Binoche has no trouble communicating the passion Antigone holds for ensuring her brother is given traditional rights. Fragility and earnestness are effortless elements of Binoche's intensely felt (and conveyed) characterisation. She takes the dialogue to heart: “self-regarding rage” bursts from her like shrapnel fire, erratically, uncontrolled, shattering the quiet. There is clear purpose to her ferocious outpourings: in those moments, she represents civil disobedience at its most personal.
On the other hand, Patrick O'Kane's Kreon embodies the notion of state supremacy; he believes that the needs of the greater good must take precedence over individual needs or concerns. Imperious, smiling, still, making decisions but not listening, O'Kane is the epitome of the notion of the ideal modern politician. He gives a restrained performance of misjudged authority – the perfect Ying to Binoche's Yang.
There is not a weak link in the cast of eight. Obi Abili finds surprising humour in his exchanges as the guard whose message might get him killed; Kirsty Bushell has never been better than she is here as Antigone's dispassionate sister, Ismene, where every word, pause and look is carefully, superbly measured; Finbar Lynch is especially impressive as the blind seer, Teiresias, who can see clearly what Kreon cannot contemplate, and he makes exceptional use of his stentorian tones; and Kathryn Pogson is all wide-eyed, wretched wonder as Eurydike. Each contributes ably to the shared duties as the Chorus, with Lynch and Pogson especially impressive. Toby Gordon never speaks but his contribution, nevertheless, is significant.
For me, though, the performance which stood slightly ahead of the rest came from Samuel Edward-Cook as Haimon, son to Kreon and affianced to Antigone. Because of his situation, his allegiances, Haimon must see both sides of the central debate and he tries very hard to reconcile the parties. He fails, and the consequences are devastating for all. The passion that Edward-Cook weaves into his performance is remarkable; from his little-boy hugs with his father to his desperate kiss with Antigone, he displays an extraordinary range of emotions, motivations and foibles. The speech to his father about compromise is the highlight of the evening.

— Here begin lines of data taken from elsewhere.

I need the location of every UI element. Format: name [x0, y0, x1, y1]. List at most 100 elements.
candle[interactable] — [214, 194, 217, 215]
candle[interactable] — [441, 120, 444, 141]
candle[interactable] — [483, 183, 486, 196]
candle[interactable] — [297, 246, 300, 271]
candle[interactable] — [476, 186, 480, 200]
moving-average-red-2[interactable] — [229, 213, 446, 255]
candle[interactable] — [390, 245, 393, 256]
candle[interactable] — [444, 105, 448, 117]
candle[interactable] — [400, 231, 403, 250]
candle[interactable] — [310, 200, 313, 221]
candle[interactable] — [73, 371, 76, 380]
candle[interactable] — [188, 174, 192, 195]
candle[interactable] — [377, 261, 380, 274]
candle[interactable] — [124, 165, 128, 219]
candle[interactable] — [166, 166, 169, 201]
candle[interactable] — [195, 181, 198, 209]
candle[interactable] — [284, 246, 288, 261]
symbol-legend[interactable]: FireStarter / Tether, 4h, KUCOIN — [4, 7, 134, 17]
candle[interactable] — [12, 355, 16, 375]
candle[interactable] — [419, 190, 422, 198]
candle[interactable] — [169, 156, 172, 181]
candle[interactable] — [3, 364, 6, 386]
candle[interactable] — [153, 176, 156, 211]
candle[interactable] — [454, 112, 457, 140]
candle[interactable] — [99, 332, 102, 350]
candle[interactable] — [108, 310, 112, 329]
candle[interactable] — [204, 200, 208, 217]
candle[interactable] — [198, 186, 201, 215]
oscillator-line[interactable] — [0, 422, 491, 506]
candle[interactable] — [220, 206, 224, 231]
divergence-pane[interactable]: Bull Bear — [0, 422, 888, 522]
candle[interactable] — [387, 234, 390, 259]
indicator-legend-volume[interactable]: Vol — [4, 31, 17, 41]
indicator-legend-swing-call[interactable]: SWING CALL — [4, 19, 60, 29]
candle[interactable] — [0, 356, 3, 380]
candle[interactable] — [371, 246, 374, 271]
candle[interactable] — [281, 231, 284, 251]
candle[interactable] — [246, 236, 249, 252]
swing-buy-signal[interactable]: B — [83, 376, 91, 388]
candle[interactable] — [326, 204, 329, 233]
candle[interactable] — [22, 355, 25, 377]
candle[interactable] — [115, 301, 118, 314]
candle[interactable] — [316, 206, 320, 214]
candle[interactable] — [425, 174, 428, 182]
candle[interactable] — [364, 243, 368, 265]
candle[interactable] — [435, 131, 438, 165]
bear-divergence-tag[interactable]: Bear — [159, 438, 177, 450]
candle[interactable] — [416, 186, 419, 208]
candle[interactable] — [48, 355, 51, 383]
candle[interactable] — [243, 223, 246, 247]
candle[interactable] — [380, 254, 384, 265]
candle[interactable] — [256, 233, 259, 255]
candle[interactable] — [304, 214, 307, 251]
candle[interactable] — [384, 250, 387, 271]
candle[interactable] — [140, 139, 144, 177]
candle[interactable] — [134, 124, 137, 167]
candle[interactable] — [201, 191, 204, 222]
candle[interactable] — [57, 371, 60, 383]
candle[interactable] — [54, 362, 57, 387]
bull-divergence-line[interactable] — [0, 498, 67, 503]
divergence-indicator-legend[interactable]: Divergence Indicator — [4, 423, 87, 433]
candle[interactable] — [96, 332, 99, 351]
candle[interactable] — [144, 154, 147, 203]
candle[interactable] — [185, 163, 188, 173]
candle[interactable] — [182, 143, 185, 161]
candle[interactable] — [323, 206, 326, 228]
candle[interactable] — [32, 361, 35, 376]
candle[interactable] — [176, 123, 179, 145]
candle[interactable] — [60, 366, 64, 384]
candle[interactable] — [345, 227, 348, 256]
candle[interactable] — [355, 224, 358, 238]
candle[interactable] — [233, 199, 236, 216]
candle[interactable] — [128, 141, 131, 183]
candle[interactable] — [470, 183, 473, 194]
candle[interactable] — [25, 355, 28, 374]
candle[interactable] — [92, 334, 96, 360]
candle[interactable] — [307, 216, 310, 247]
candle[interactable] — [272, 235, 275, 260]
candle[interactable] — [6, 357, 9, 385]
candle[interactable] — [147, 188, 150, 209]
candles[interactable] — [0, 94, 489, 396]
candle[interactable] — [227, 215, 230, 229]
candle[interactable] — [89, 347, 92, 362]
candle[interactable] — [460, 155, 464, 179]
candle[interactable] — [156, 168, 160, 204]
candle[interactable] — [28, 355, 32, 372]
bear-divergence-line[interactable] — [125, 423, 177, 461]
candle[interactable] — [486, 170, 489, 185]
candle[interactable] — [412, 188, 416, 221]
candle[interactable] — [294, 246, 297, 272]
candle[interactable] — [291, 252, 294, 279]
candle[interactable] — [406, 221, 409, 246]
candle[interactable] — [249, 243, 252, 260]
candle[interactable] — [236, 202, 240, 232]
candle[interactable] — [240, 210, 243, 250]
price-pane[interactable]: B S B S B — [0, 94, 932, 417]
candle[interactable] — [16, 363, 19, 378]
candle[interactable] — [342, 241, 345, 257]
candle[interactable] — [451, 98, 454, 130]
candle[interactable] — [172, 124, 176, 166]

This is a vibrant and completely absorbing take on a classic from the Ancient Greek repertoire. The cast excels under van Hove's centred, firm vision and all aspects of the production blend to triumphant results. It will leave you pondering the relationship between power and the individual, the state and tradition. And considering how prescient Sophokles was about the present state of politics all those centuries ago.